The US is setting up a dozen new research centres to explore novel ways in which physics can be applied to the treatment of cancer. The centres are being funded by the National Institutes of Health (NIH) as part of a five-year project, worth a total of $22.7m in its first year. Each centre will bring a non-traditional approach to oncology by considering the physical properties and dynamics of cancerous cells.
“We will aim to inject some radical new thinking into the subject – opening a completely new front on the ‘war on cancer’,” says Paul Davies, director of the BEYOND Center for Fundamental Concepts in Science. Based at Arizona State University (ASU), BEYOND is one of the 12 centres that will receive NIH funding – it will get $1.7m for each of the first two years. BEYOND will also host a new “cancer forum” to brainstorm ideas inspired by the physical sciences and physics in particular.
Physics at the core
The concept of applying physics to the diagnosis and treatment of cancer is not new. Procedures such as magnetic-resonance imaging, computed tomography or hadron therapy, for example, are already well established technologies in oncology departments. However, this latest project is seeking to go further by bringing physics right to the heart of medical research.
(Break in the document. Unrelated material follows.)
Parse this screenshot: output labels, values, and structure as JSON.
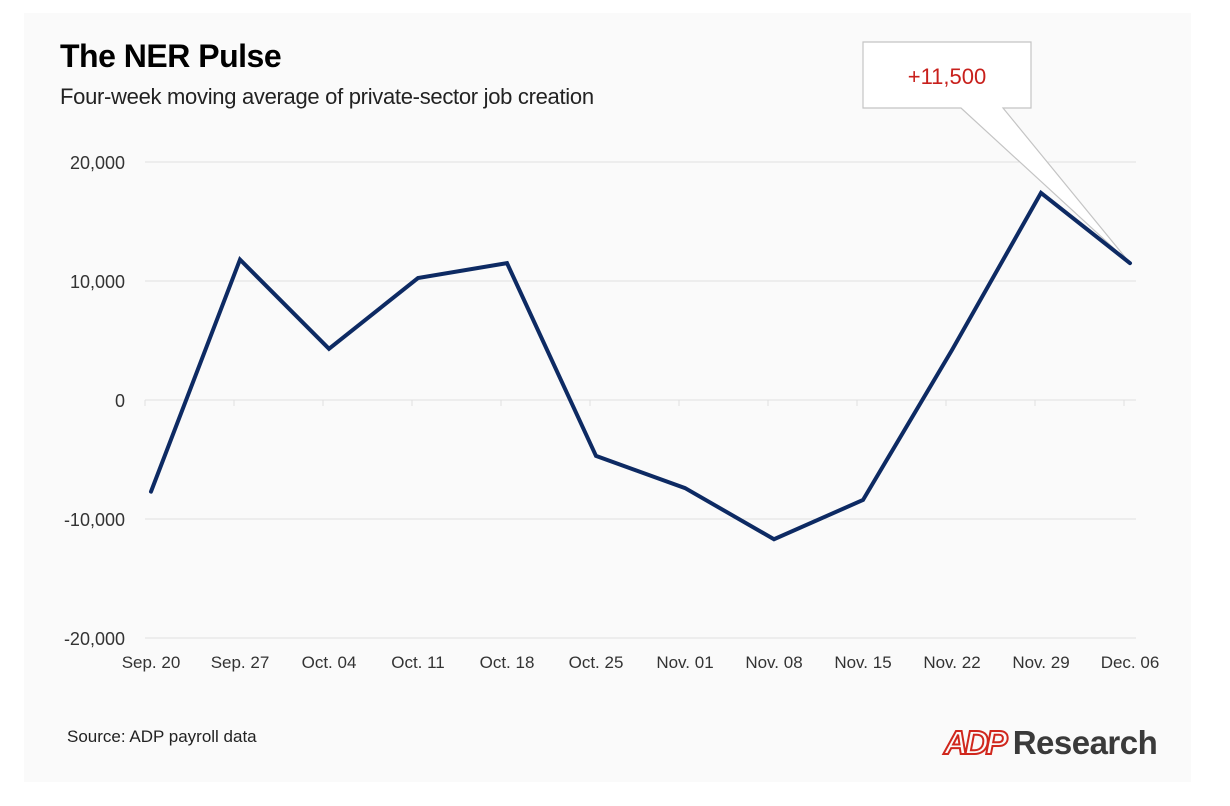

“What is new about this initiative is that it is going to be tackling the root causes of cancer on a conceptual level,” says Davies. “Orthodox cancer research is in thrall of the mantra ‘follow the genes’ and conventional therapies focus on chemicals to fight cancer. But cancer cells are physical objects with properties such as elasticity, adhesion forces, electric potentials and other parameters that physicists understand. I believe we should not treat cancer as a disease to be cured, but as a manifestation of life’s extraordinary exuberance to be managed and controlled. Our approach will be complementary to the gene-centred and chemistry-centred approaches: we need to integrate all three.”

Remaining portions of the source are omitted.